Ingrid Kuprianoff gehört regelmäßig zu den Fahrgästen. Obst, Gemüse und Brot will sie heute kaufen, außerdem muss sie noch kurz in den Drogerieladen. Früher ist sie mit ihrem Mann zum Einkaufen gefahren. Das geht aufgrund seiner Krankheit nicht mehr. „Ich bin seit 20 Jahren nicht mehr Auto gefahren“, sagt sie. „Und fange es jetzt auch nicht mehr an.“ Anneliese Roegers aus Oberaichen möchte Zutaten für eine Quarktorte kaufen, um für ihre Hauseigentümer zu backen. „Sie kommen bald aus dem Urlaub zurück. Ich will sie mit dem Kuchen überraschen“, sagt sie. „Früher, als wir nach Oberaichen gezogen sind, gab es dort zumindest noch einen kleinen Laden“, erzählt sie. Mittlerweile existieren dort nur noch ein Bäcker und ein Metzger. Anneliese Roegers hätte freilich auch den Ortsbus nehmen können. „So aber ist doch bequemer“, sagt sie.
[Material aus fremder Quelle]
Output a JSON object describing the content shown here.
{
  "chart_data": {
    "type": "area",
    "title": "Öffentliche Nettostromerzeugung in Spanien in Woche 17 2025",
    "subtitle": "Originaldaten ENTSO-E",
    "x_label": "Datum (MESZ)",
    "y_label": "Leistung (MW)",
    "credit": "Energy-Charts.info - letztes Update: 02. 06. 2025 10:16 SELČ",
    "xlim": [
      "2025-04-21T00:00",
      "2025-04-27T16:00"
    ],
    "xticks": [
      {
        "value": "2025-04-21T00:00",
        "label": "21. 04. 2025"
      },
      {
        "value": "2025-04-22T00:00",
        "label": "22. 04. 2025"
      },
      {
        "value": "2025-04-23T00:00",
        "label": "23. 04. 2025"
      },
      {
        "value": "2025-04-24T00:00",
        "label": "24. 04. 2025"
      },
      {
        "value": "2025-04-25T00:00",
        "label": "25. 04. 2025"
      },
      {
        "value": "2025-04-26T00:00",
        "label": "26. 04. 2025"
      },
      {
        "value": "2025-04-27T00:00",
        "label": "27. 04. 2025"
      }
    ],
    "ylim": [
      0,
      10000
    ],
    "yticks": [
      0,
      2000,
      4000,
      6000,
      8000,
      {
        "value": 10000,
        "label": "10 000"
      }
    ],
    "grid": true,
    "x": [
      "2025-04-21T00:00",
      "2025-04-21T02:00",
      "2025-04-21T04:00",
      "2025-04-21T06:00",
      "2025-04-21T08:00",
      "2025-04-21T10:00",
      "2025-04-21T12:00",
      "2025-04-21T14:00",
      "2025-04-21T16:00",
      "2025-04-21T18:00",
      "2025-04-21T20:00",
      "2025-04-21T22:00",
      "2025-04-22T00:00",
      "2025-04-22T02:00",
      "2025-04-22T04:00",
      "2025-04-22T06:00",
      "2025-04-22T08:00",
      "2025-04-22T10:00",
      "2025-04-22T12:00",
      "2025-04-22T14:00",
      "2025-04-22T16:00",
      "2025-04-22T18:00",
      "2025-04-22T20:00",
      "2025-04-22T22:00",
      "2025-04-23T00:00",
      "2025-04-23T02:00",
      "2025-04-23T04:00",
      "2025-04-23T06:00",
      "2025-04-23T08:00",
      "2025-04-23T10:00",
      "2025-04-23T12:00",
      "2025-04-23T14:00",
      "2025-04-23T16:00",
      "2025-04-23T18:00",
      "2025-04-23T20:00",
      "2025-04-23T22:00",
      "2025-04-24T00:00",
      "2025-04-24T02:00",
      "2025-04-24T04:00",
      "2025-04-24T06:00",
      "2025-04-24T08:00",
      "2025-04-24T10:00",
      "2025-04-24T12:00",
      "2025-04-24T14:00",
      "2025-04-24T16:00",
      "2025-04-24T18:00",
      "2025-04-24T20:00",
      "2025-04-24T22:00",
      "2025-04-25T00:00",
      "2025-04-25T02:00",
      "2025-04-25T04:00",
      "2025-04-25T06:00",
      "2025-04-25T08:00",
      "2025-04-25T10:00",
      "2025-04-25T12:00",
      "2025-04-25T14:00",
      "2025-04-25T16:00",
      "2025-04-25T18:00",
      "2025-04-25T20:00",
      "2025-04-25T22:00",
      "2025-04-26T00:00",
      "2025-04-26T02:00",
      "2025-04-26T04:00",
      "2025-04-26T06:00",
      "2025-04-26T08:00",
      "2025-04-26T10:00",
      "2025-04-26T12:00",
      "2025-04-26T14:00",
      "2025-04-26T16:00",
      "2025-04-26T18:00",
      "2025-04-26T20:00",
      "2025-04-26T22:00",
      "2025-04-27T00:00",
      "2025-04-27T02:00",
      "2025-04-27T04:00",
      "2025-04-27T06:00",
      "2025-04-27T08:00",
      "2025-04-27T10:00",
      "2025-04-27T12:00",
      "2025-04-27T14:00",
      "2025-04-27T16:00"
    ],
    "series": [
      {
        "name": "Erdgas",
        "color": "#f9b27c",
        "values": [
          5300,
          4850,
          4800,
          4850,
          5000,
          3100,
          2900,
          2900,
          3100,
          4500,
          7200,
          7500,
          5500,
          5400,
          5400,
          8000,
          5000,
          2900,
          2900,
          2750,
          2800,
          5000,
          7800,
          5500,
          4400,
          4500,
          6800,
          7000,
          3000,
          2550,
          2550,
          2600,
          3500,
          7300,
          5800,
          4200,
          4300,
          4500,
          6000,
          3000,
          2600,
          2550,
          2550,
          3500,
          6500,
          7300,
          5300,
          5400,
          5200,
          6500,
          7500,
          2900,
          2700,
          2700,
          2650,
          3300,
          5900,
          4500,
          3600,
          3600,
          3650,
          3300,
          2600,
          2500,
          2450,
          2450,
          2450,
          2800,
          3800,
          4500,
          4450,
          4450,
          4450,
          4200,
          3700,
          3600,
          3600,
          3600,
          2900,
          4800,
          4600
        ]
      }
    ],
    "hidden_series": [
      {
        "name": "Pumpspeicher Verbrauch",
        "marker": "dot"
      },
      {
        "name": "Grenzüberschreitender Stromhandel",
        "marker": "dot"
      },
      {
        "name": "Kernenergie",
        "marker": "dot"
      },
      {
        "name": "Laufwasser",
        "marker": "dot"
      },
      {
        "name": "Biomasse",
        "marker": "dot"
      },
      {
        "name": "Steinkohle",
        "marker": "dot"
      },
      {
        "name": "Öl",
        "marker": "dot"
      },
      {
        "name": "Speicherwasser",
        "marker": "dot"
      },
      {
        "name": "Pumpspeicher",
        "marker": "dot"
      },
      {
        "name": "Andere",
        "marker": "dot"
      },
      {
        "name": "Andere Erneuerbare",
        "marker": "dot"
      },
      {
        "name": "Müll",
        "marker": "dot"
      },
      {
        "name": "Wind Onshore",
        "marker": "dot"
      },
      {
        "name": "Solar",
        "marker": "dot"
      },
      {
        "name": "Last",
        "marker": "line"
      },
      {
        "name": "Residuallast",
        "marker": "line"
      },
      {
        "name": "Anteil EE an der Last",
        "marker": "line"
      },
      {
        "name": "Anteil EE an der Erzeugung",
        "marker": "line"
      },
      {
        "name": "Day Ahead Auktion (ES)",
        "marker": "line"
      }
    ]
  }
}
Und: „Das werde ich jetzt öfters machen.“

Ein Angebot ganz ohne Hektik

Der Fahrdienst der evangelischen Kirche ist kostenlos und offen für alle Bürger. Man muss also nicht in der Kirche sein, um mitfahren zu können. Auch dem Krankenpflegeverein muss man nicht angehören. Der einzige Nachteil: Mitunter müssen die Mitfahrerinnen nach dem Einkauf etwas warten, bis Werner Högerle mit seinem Bus wieder ums Eck biegt. Schließlich braucht alles seine Zeit. „Und bei uns gibt es keine Hektik“, sagt er.